Although there used to be a time when this kind of testing was reserved for after a child was born, thanks to the progression of technology, you also have the option of conducting DNA tests while you’re pregnant as well.
If this sounds like something that you would be interested in doing, before setting up an appointment, here are some pros and cons to keep in mind:
There are a couple of benefits that come with conducting a DNA test, even during one’s pregnancy. The first one is that it’s extremely accurate. Therefore, you can be confident that when the DNA test comes back, you can trust the results. And because that is the case, once you are clear about the paternity of the father, you can better understand how to proceed as it relates to parenting plans and possibly filing for child support.
That’s not to say that there aren’t some risks that come with having a DNA test during your pregnancy. Although you can typically test for DNA with an oral swab, when you’re pregnant, there are two other methods that are usually used.
One is an amniocentesis. This kind of test is conducted between the 12th and 21st week of your pregnancy. Amnio fluid is then pulled from the uterus and tested. It’s a common procedure although it should be noted that risks include cramping, vaginal bleeding, loss of amniotic fluid and in some cases, miscarriage may happen as well.
The other kind of DNA test that is offered to pregnant women is Chorionic Villus Sampling (also known as CVS). This test takes place in between your 10th and 13th week. A needle goes through the vagina and into the cervix in order to get a sample of your chronic villi, which is tissue that is located on the wall of your uterus. It’s important to know that there are risks that come with it as well. Miscarriage is one. A potential loss of your child’s fingers and toes is another.

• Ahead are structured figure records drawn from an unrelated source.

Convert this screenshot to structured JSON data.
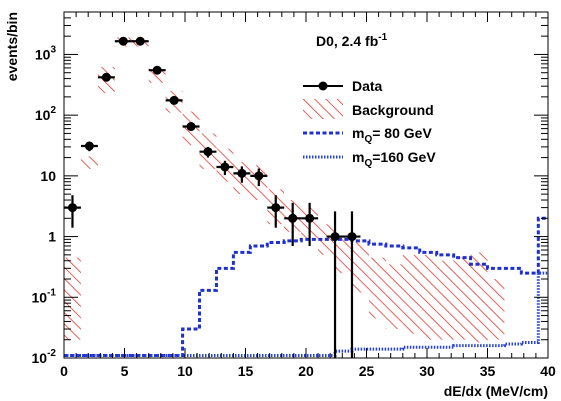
{
  "chart_data": {
    "type": "histogram",
    "annotation": "D0, 2.4 fb",
    "annotation_sup": "-1",
    "xlabel": "dE/dx (MeV/cm)",
    "ylabel": "events/bin",
    "xlim": [
      0,
      40
    ],
    "ylim": [
      0.01,
      5000
    ],
    "yscale": "log",
    "grid": false,
    "legend_position": "right",
    "x_ticks": [
      0,
      5,
      10,
      15,
      20,
      25,
      30,
      35,
      40
    ],
    "y_ticks": [
      {
        "value": 0.01,
        "base": "10",
        "exp": "-2"
      },
      {
        "value": 0.1,
        "base": "10",
        "exp": "-1"
      },
      {
        "value": 1,
        "base": "1",
        "exp": ""
      },
      {
        "value": 10,
        "base": "10",
        "exp": ""
      },
      {
        "value": 100,
        "base": "10",
        "exp": "2"
      },
      {
        "value": 1000,
        "base": "10",
        "exp": "3"
      }
    ],
    "bin_edges": [
      0,
      1.4,
      2.8,
      4.2,
      5.6,
      7,
      8.4,
      9.8,
      11.2,
      12.6,
      14,
      15.4,
      16.8,
      18.2,
      19.6,
      21,
      22.4,
      23.8,
      25.2,
      26.6,
      28,
      29.4,
      30.8,
      32.2,
      33.6,
      35,
      36.4,
      37.8,
      39.2,
      40
    ],
    "series": [
      {
        "name": "Data",
        "style": "points",
        "color": "#000000",
        "x": [
          0.7,
          2.1,
          3.5,
          4.9,
          6.3,
          7.7,
          9.1,
          10.5,
          11.9,
          13.3,
          14.7,
          16.1,
          17.5,
          18.9,
          20.3,
          22.4,
          23.8
        ],
        "y": [
          3,
          31,
          420,
          1650,
          1650,
          550,
          175,
          65,
          25,
          14,
          11,
          10,
          3,
          2,
          2,
          1,
          1
        ],
        "yerr_low": [
          1.6,
          5.5,
          20,
          40,
          40,
          23,
          13,
          8,
          5,
          3.7,
          3.3,
          3.2,
          1.6,
          1.3,
          1.3,
          1,
          1
        ],
        "yerr_high": [
          1.8,
          5.5,
          20,
          40,
          40,
          23,
          13,
          8,
          5,
          3.7,
          3.3,
          3.2,
          1.8,
          1.6,
          1.6,
          1.6,
          1.6
        ],
        "xerr": 0.7
      },
      {
        "name": "Background",
        "style": "hatched-band",
        "color": "#e8372f",
        "low": [
          0.02,
          13,
          230,
          1350,
          1350,
          340,
          110,
          32,
          13,
          8,
          5,
          4,
          1.6,
          1.2,
          0.9,
          0.5,
          0.25,
          0.12,
          0.045,
          0.03,
          0.025,
          0.02,
          0.02,
          0.02,
          0.018,
          0.02,
          0.01,
          0.01,
          0.01
        ],
        "high": [
          0.45,
          21,
          620,
          1900,
          1900,
          620,
          250,
          115,
          50,
          28,
          17,
          15,
          6,
          4,
          3,
          1.6,
          1.1,
          0.8,
          0.45,
          0.35,
          0.5,
          0.5,
          0.4,
          0.45,
          0.55,
          0.2,
          0.01,
          0.01,
          0.01
        ]
      },
      {
        "name": "m_Q= 80 GeV",
        "legend_main": "m",
        "legend_sub": "Q",
        "legend_rest": "= 80 GeV",
        "style": "dashed-step",
        "color": "#1f2fd6",
        "values": [
          0.011,
          0.011,
          0.011,
          0.011,
          0.011,
          0.011,
          0.011,
          0.03,
          0.13,
          0.3,
          0.55,
          0.7,
          0.8,
          0.85,
          0.9,
          0.9,
          0.9,
          0.85,
          0.75,
          0.7,
          0.65,
          0.55,
          0.5,
          0.45,
          0.35,
          0.3,
          0.3,
          0.25,
          2
        ]
      },
      {
        "name": "m_Q=160 GeV",
        "legend_main": "m",
        "legend_sub": "Q",
        "legend_rest": "=160 GeV",
        "style": "dotted-step",
        "color": "#2540e0",
        "values": [
          0.011,
          0.011,
          0.011,
          0.011,
          0.011,
          0.011,
          0.011,
          0.011,
          0.011,
          0.011,
          0.011,
          0.011,
          0.011,
          0.011,
          0.011,
          0.011,
          0.013,
          0.014,
          0.014,
          0.014,
          0.015,
          0.015,
          0.015,
          0.016,
          0.016,
          0.016,
          0.017,
          0.018,
          0.25
        ]
      }
    ]
  }
}
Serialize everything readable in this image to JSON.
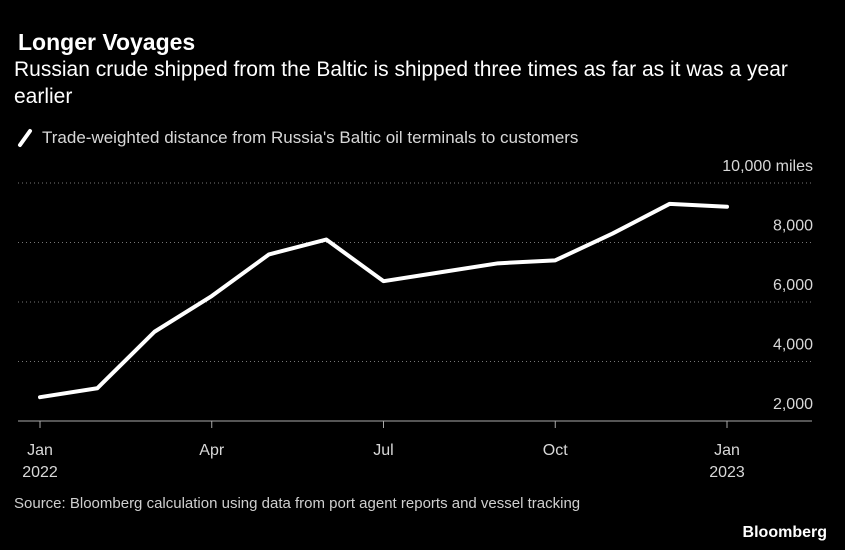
{
  "chart_data": {
    "type": "line",
    "title": "Longer Voyages",
    "subtitle": "Russian crude shipped from the Baltic is shipped three times as far as it was a year earlier",
    "categories": [
      "Jan",
      null,
      null,
      "Apr",
      null,
      null,
      "Jul",
      null,
      null,
      "Oct",
      null,
      null,
      "Jan"
    ],
    "category_years": [
      "2022",
      null,
      null,
      null,
      null,
      null,
      null,
      null,
      null,
      null,
      null,
      null,
      "2023"
    ],
    "series": [
      {
        "name": "Trade-weighted distance from Russia's Baltic oil terminals to customers",
        "color": "#ffffff",
        "values": [
          2800,
          3100,
          5000,
          6200,
          7600,
          8100,
          6700,
          7000,
          7300,
          7400,
          8300,
          9300,
          9200
        ]
      }
    ],
    "ylim": [
      2000,
      10000
    ],
    "yticks": [
      {
        "value": 2000,
        "label": "2,000"
      },
      {
        "value": 4000,
        "label": "4,000"
      },
      {
        "value": 6000,
        "label": "6,000"
      },
      {
        "value": 8000,
        "label": "8,000"
      },
      {
        "value": 10000,
        "label": "10,000 miles"
      }
    ],
    "grid": true,
    "source": "Source: Bloomberg calculation using data from port agent reports and vessel tracking",
    "brand": "Bloomberg"
  }
}
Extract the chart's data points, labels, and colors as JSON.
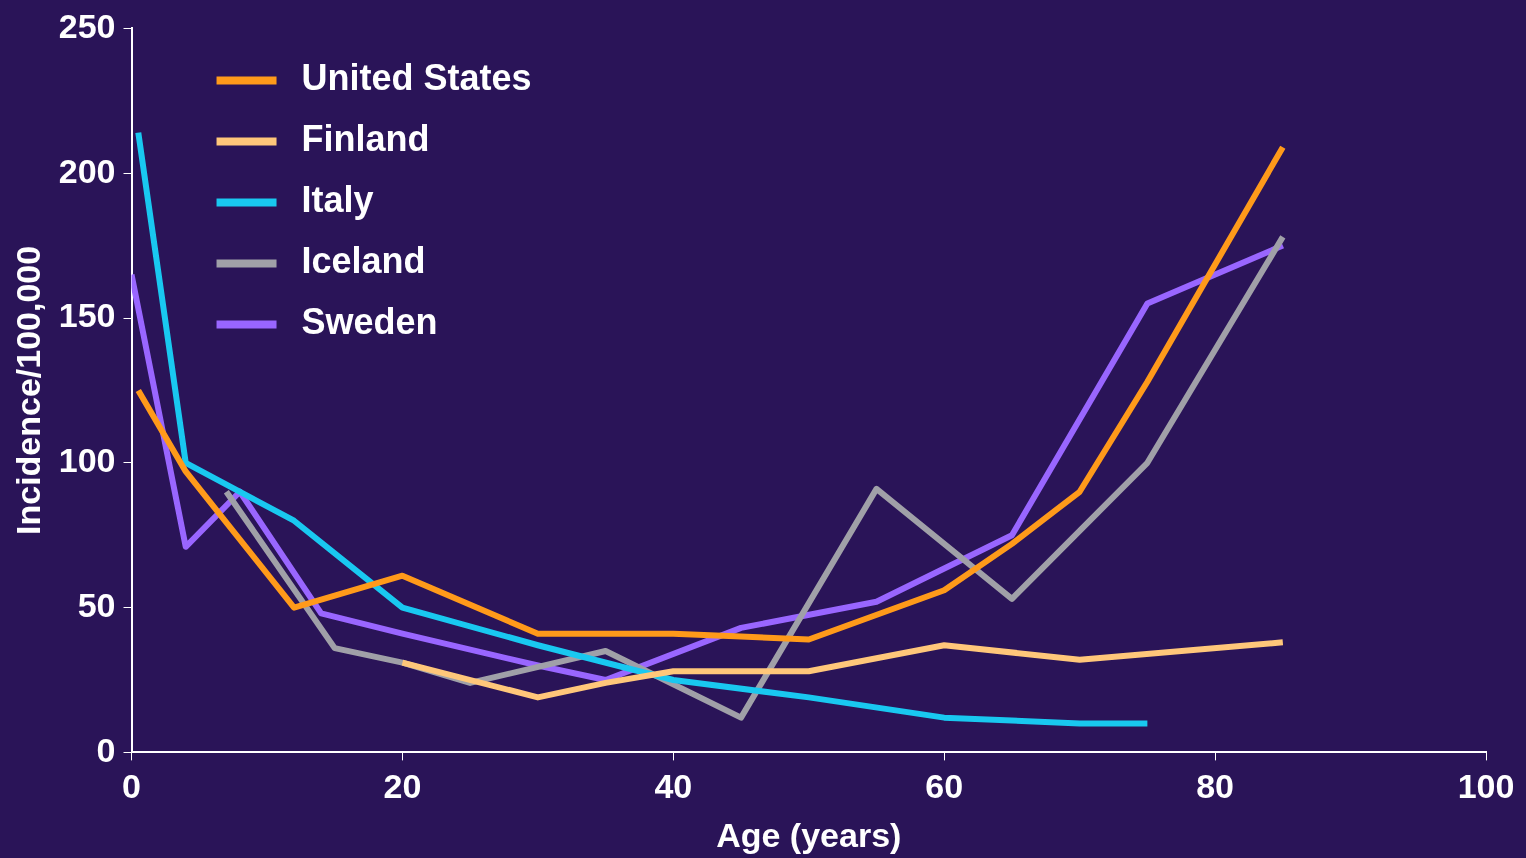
{
  "chart_data": {
    "type": "line",
    "xlabel": "Age (years)",
    "ylabel": "Incidence/100,000",
    "xlim": [
      0,
      100
    ],
    "xticks": [
      0,
      20,
      40,
      60,
      80,
      100
    ],
    "ylim": [
      0,
      250
    ],
    "yticks": [
      0,
      50,
      100,
      150,
      200,
      250
    ],
    "grid": false,
    "legend": "top left",
    "marker": "none",
    "line_style": "solid",
    "series": [
      {
        "name": "United States",
        "color": "#ff9a1a",
        "x": [
          0.5,
          4,
          12,
          20,
          30,
          40,
          45,
          50,
          60,
          65,
          70,
          75,
          85
        ],
        "values": [
          125,
          97,
          50,
          61,
          41,
          41,
          40,
          39,
          56,
          72,
          90,
          128,
          209
        ]
      },
      {
        "name": "Finland",
        "color": "#ffc77a",
        "x": [
          20,
          30,
          35,
          40,
          50,
          60,
          70,
          85
        ],
        "values": [
          31,
          19,
          24,
          28,
          28,
          37,
          32,
          38
        ]
      },
      {
        "name": "Italy",
        "color": "#19c8f0",
        "x": [
          0.5,
          4,
          12,
          20,
          30,
          40,
          50,
          60,
          70,
          75
        ],
        "values": [
          214,
          100,
          80,
          50,
          37,
          25,
          19,
          12,
          10,
          10
        ]
      },
      {
        "name": "Iceland",
        "color": "#a0a0a8",
        "x": [
          7,
          15,
          20,
          25,
          35,
          45,
          55,
          65,
          75,
          85
        ],
        "values": [
          90,
          36,
          31,
          24,
          35,
          12,
          91,
          53,
          100,
          178
        ]
      },
      {
        "name": "Sweden",
        "color": "#9966ff",
        "x": [
          0,
          4,
          8,
          14,
          20,
          30,
          35,
          45,
          55,
          65,
          75,
          85
        ],
        "values": [
          165,
          71,
          90,
          48,
          41,
          30,
          25,
          43,
          52,
          75,
          155,
          175
        ]
      }
    ]
  }
}
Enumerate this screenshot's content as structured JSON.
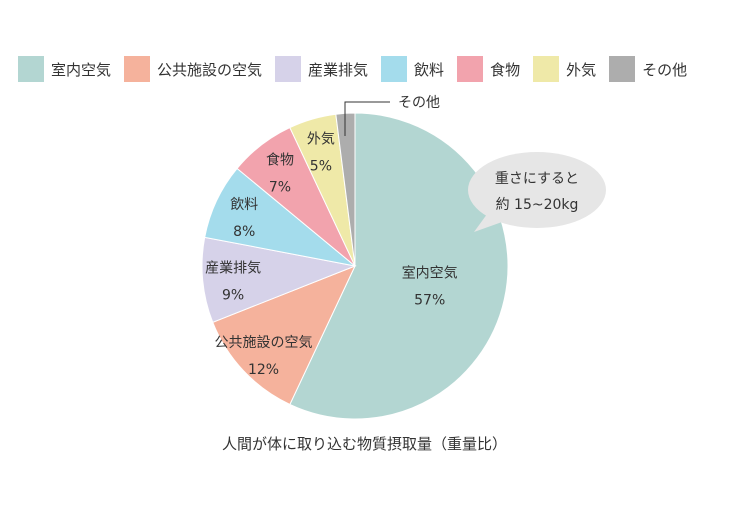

Say that you called the DNA Diagnostic Center in order to get some advice on DNA paternity testing. Due to the risks that come with DNA testing, they would probably tell you that it’s important that you have a consultation with your doctor before making a DNA appointment. If your physician determines that a DNA test will put your child in danger, although getting the test may be desirable, it really is best to wait until after the baby is born. For information on DNA centers within your city, go to your favorite search engine and put “DNA testing”, along with your city and state in the search field.